Das Unwetter ereignete sich am späten Mittwochabend, wie die Polizei in Koblenz mitteilte. In Remagen suchten zwei Spaziergängerinnen deshalb "bei einer überdachten Sitzgruppe an einem Wirtschaftsweg Schutz", wie ein Sprecher sagte.
Kurz darauf wurde ein nahe stehender Baum durch eine enorm starke Windböe entwurzelt und stürzte auf die Sitzgruppe. Beide Frauen wurden getroffen. Eine 47-Jährige erlitt schwere Verletzungen, sie wurde in eine Klinik gebracht. Ihre 58 Jahre alte Begleiterin wurde tödlich verletzt.
In weiten Teilen des Westerwaldkreises richtete das Unwetter zudem "erhebliche Schäden" an, hieß es weiter vonseiten der Polizei.
Wie der Westerwaldkreis ergänzte, rückten die Feuerwehr und weitere Hilfsorganisationen mit rund 550 Kräften aus. "In mehreren Bereichen wurden Gebäude beschädigt, zudem kommt es teilweise zu Stromausfällen", betonte ein Kreis-Sprecher.
Unwetter im Westerwald: Lebensgefahr durch beschädigte Stromleitungen
Bei einem der zahlreichen Einsätze im Westerwaldkreis wurde ein Feuerwehrmann durch einen Stromschlag schwer verletzt. Einsatzkräfte des Rettungsdienstes brachten ihn in ein nahe liegendes Krankenhaus.

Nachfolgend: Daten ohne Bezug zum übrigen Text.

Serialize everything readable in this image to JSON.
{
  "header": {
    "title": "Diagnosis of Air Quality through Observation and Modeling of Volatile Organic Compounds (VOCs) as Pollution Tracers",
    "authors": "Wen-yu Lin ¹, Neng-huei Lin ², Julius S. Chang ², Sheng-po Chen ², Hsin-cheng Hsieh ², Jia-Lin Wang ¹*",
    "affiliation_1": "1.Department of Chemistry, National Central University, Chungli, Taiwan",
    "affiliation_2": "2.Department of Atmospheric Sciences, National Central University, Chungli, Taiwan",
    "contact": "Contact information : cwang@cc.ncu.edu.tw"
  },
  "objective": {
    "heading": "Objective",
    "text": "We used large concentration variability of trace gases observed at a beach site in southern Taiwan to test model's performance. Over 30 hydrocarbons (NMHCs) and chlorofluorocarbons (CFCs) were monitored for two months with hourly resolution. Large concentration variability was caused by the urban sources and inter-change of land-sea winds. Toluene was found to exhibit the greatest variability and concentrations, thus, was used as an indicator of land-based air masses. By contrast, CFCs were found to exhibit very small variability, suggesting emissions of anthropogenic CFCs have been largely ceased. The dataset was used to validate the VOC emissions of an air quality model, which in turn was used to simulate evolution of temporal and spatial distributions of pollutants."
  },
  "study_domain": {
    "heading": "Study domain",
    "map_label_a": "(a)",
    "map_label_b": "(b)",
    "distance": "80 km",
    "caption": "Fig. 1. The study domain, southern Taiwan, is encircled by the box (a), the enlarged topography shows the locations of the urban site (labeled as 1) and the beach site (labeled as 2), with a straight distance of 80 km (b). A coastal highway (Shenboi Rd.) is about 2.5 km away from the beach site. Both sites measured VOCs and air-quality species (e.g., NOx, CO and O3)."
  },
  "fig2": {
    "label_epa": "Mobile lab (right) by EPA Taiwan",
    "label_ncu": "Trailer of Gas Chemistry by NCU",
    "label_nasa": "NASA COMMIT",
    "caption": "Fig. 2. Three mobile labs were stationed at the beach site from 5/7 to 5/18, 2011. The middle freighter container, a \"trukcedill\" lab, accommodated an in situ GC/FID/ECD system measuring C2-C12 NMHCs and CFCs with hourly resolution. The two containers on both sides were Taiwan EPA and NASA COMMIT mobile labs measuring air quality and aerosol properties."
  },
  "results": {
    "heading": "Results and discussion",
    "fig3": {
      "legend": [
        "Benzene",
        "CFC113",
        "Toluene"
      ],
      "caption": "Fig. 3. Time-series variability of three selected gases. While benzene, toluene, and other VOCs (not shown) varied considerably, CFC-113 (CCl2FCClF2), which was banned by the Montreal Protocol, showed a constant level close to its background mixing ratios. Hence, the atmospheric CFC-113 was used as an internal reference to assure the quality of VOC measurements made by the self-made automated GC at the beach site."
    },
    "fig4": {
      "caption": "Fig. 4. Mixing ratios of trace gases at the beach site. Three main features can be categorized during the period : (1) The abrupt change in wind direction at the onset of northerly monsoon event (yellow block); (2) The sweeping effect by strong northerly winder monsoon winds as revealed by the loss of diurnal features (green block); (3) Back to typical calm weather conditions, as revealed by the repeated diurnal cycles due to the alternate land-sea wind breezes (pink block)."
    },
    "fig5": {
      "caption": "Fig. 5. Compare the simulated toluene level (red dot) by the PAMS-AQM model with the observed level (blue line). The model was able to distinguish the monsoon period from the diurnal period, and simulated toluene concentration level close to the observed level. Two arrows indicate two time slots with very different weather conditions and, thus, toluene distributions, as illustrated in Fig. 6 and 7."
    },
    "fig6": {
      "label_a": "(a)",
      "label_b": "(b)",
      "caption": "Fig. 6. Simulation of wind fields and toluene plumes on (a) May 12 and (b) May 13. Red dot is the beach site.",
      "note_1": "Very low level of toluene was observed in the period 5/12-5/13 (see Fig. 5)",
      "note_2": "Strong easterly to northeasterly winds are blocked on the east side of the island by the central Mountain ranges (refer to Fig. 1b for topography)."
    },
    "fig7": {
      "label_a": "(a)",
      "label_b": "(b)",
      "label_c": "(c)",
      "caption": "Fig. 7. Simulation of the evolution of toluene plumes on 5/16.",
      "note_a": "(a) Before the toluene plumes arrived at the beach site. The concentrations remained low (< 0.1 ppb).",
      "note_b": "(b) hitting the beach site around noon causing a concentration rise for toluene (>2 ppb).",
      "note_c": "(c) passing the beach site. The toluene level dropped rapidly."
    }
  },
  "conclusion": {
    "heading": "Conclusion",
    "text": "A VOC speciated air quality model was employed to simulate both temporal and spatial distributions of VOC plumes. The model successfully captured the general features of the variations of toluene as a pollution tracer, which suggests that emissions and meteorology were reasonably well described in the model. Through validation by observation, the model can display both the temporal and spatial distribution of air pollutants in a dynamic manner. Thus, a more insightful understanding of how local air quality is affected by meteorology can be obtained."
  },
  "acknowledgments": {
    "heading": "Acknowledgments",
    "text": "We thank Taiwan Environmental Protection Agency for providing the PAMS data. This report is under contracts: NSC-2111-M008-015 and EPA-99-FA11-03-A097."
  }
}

Die Gemeinden Höhr-Grenzhausen, Montabaur, Ransbach-Baumbach, Wallmerod und Wirges wurden demnach besonders schwer getroffen. Die Dächer und Fassaden zahlreicher Häuser wurden beschädigt, Bäume stürzten um. In Höhr-Grenzhausen stürzten die Fassaden zweier Häuser ein. Straßen wurden unter Schutt begraben.
"Die Bevölkerung wird daher dringend gebeten, sich nicht unnötig im Freien aufzuhalten", hieß es weiter. Insbesondere werde vor "herabfallenden oder umher liegenden Teilen gewarnt". Autofahrer sollen das Gebiet weiträumig zu umfahren.

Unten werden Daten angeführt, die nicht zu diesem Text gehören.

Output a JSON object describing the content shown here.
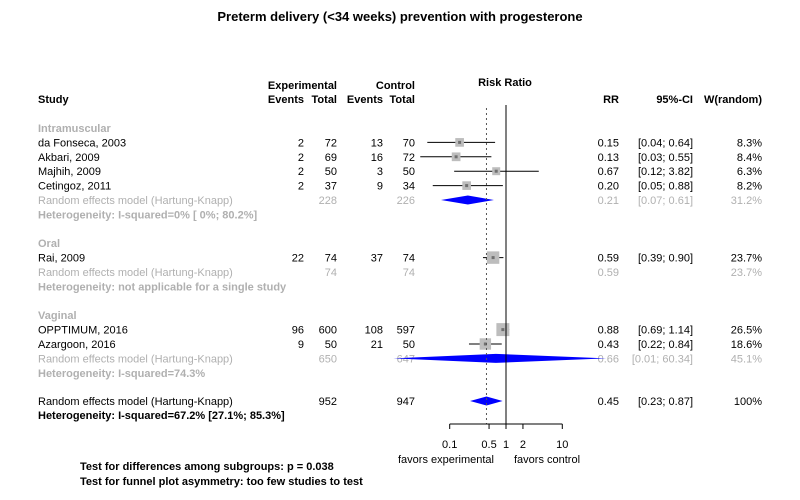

Zu den Stromausfällen in der Region hieß es: "Bürgerinnen und Bürger werden gebeten, sich auf mögliche Beeinträchtigungen einzustellen und Ruhe zu bewahren." Von den beschädigten Stromleitungen könne "Lebensgefahr ausgehen", mahnte der Kreis-Sprecher. Diese dürften daher in keinem Fall berührt werden.